HR leaders have evolved beyond the stereotypical “payroll people” to dynamic individuals requiring virtual presentation skills, communication, financial literacy, and overall business acumen. Organizations that invest in the development of their HR leaders will see a return in the form of talent retention, people management, and overall organizational effectiveness.
In 2020, General Electric (GE) integrated Abilitie’s Business Challenge simulation to bring their newly enhanced Human Resources Leadership Program (HRLP) to the virtual world. This newly enhanced program was named a “Best Use of Games and Simulation for Learning” honoree in the Brandon Hall Group’s 2020 Excellence Award for Human Capital Management program. Traditionally, the program has been delivered in an in-person modality, but it was important to GE to transfer the seamless experience to a virtual format with a myriad of engagement tools and dashboards.

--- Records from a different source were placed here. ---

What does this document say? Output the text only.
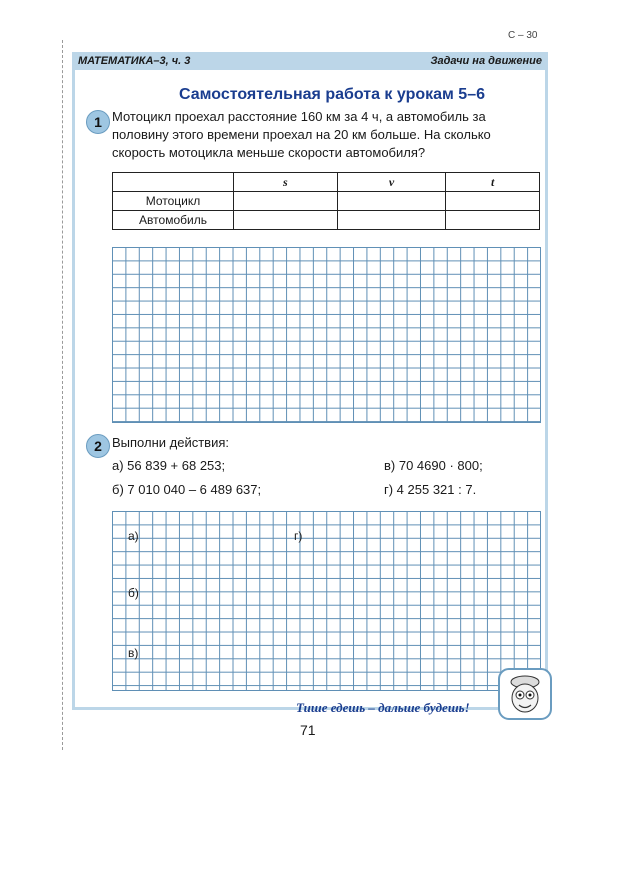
С – 30
МАТЕМАТИКА–3, ч. 3	Задачи на движение
Самостоятельная работа к урокам 5–6
1 Мотоцикл проехал расстояние 160 км за 4 ч, а автомобиль за половину этого времени проехал на 20 км больше. На сколько скорость мотоцикла меньше скорости автомобиля?
	s	v	t
Мотоцикл			
Автомобиль			
2 Выполни действия:
а) 56 839 + 68 253;
б) 7 010 040 – 6 489 637;
в) 70 4690 · 800;
г) 4 255 321 : 7.
а)
б)
в)
г)
Тише едешь – дальше будешь!
71
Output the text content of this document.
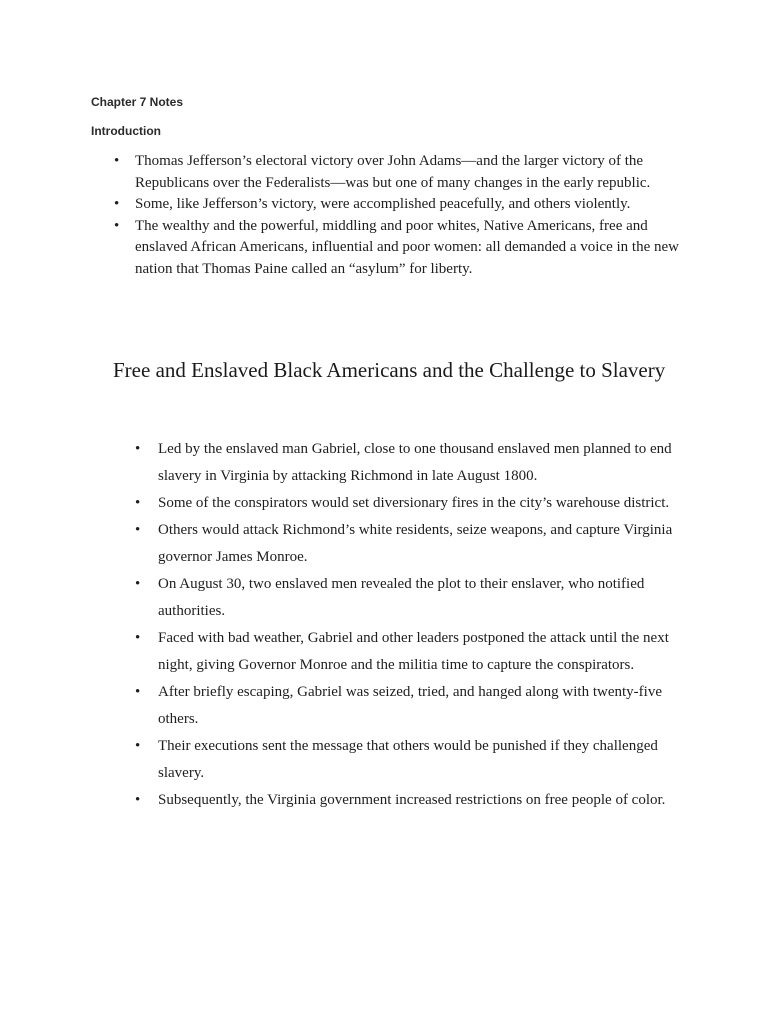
Chapter 7 Notes

Introduction

• Thomas Jefferson’s electoral victory over John Adams—and the larger victory of the Republicans over the Federalists—was but one of many changes in the early republic.
• Some, like Jefferson’s victory, were accomplished peacefully, and others violently.
• The wealthy and the powerful, middling and poor whites, Native Americans, free and enslaved African Americans, influential and poor women: all demanded a voice in the new nation that Thomas Paine called an “asylum” for liberty.
Free and Enslaved Black Americans and the Challenge to Slavery
• Led by the enslaved man Gabriel, close to one thousand enslaved men planned to end slavery in Virginia by attacking Richmond in late August 1800.
• Some of the conspirators would set diversionary fires in the city’s warehouse district.
• Others would attack Richmond’s white residents, seize weapons, and capture Virginia governor James Monroe.
• On August 30, two enslaved men revealed the plot to their enslaver, who notified authorities.
• Faced with bad weather, Gabriel and other leaders postponed the attack until the next night, giving Governor Monroe and the militia time to capture the conspirators.
• After briefly escaping, Gabriel was seized, tried, and hanged along with twenty-five others.
• Their executions sent the message that others would be punished if they challenged slavery.
• Subsequently, the Virginia government increased restrictions on free people of color.
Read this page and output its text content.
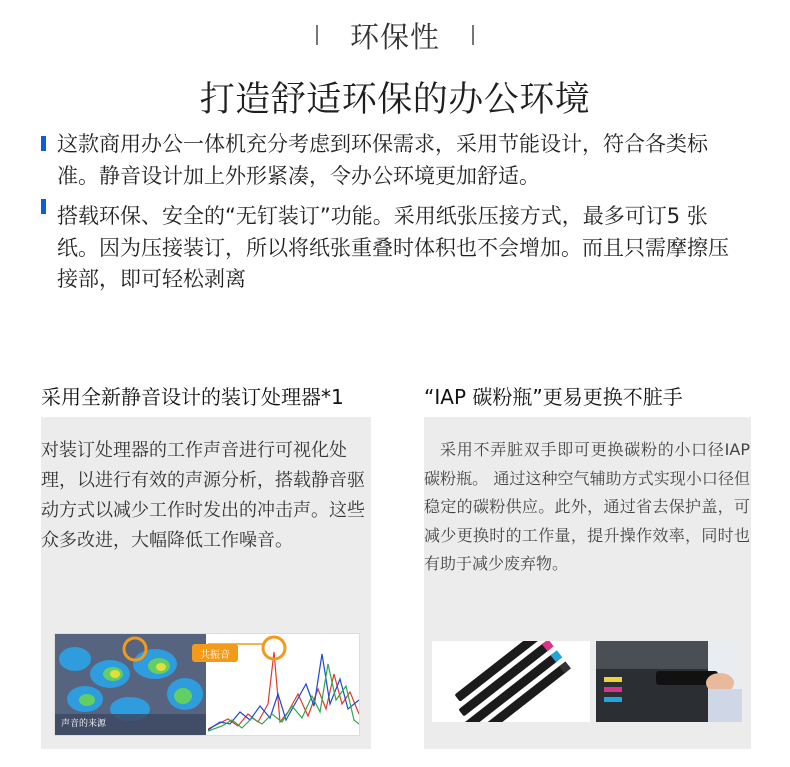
环保性
打造舒适环保的办公环境
这款商用办公一体机充分考虑到环保需求，采用节能设计，符合各类标准。静音设计加上外形紧凑，令办公环境更加舒适。
搭载环保、安全的“无钉装订”功能。采用纸张压接方式，最多可订5 张纸。因为压接装订，所以将纸张重叠时体积也不会增加。而且只需摩擦压接部，即可轻松剥离
采用全新静音设计的装订处理器*1
对装订处理器的工作声音进行可视化处理，以进行有效的声源分析，搭载静音驱动方式以减少工作时发出的冲击声。这些众多改进，大幅降低工作噪音。
声音的来源
共振音
“IAP 碳粉瓶”更易更换不脏手
采用不弄脏双手即可更换碳粉的小口径IAP 碳粉瓶。 通过这种空气辅助方式实现小口径但稳定的碳粉供应。此外，通过省去保护盖，可减少更换时的工作量，提升操作效率，同时也有助于减少废弃物。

GE Program director Imola Richards said, “We wanted to prove to our talent who were skeptical about the virtual space that learning events in the digital space can have impact, be meaningful and entertaining. For that, having a simulation was absolutely critical. The Abilitie program was a cornerstone of our plans to turn around learner experience in the virtual world. People have seen success, so their approach to learning has adapted.”
Richards believes that professional development programs are critical for all managers, but she sees a unique opportunity with HR leaders because of the vastly different nature of their everyday tasks.
“It is critical to have a strong leadership program backbone because when you are in an HR leader role, you learn most by doing. It’s a job that requires coordination and adaptability,” she said. “Abilitie’s programs helped me structure our learning at GE to include the core ingredients our leaders need that others in the HR market don’t have. The simulations created an atmosphere for doing, feedback, and learning. The facilitators helped with the engagement, and it was never boring. All of those things are important to Human Resource Managers.”
Over a two-day course, the 40 participants from 11 countries worked in teams to navigate the new program. In their teams, the participants collaborated in breakout sessions and made decisions about how to proceed in the simulation together. This approach aided GE’s goals for their participants by providing leaders with a structured, real-life experience focused on business concepts that helped drive differentiated behaviors.
“HR is so much broader than just finance. It’s about managing people, understanding business, and solving complex problems,” Richards said. “HR is not just payroll people. It’s about human skills – the differentiator will never be functional knowledge only.”
HR leaders can benefit from leadership training, just like other business managers, because of the transferable skills taught in Abilitie programs. From understanding the needs of a business, to better people management, financial literacy, and overall teamwork, the skills HR managers can gain are critical to talent retention and development.
Richards believes effective leadership development programs require what she calls a “secret sauce.”
“Our HR leaders were so engaged because we had all the right ingredients: the sessions were not too long, the groups were small, and there was a good balance between theory and practice. That helps change the mentality toward virtual training. I also believe gamification is so powerful – we live in a new generation that wants to be engaged, compete, and learn by doing,” she said.
While gamification is an important factor in promoting successful outcomes from experiential learning programs, harnessing the power and scalability of virtual technology is also a powerful piece of the puzzle. Like other businesses with global operations and a distributed workforce, virtual program delivery allowed GE to give employees the opportunity to network with geographically diverse cohorts without having to take time for travel.
“The global aspect of Abilitie programs allows for more powerful learning. From China to India, and France, you can run the same program for 10 people or 100 people and have incredible outcomes using that structure,” Richards said. “Program management will always be a learning experience for companies. Abilitie gives you the case studies, the simulations, the structure, the facilitators, and told me exactly what I needed to contribute to make the GE program a success.”
HRLP participants enthusiastically reported that this experience changed their attitudes about virtual learning and that they had become virtual “pros” by the completion of the program. The program continued to demonstrate its success throughout the participants’ work. As a result of the experience, participants built a quick-reference resource on “The 5 Ways to Leverage Finance in Human Resources,” which they use in their day-to-day work, demonstrating both the immediate and continued application of the concepts learned.
What Real HR Leaders Had to Say
“100% would recommend that this be kept for future generations of learning. It was a great, interactive way to learn about finance and business implications of different decisions.”
“I also highly appreciate the mix of competitive games and the learnings shared during discussions.”
“Maybe finance can be fun? Strongly recommend doing this session in the future!”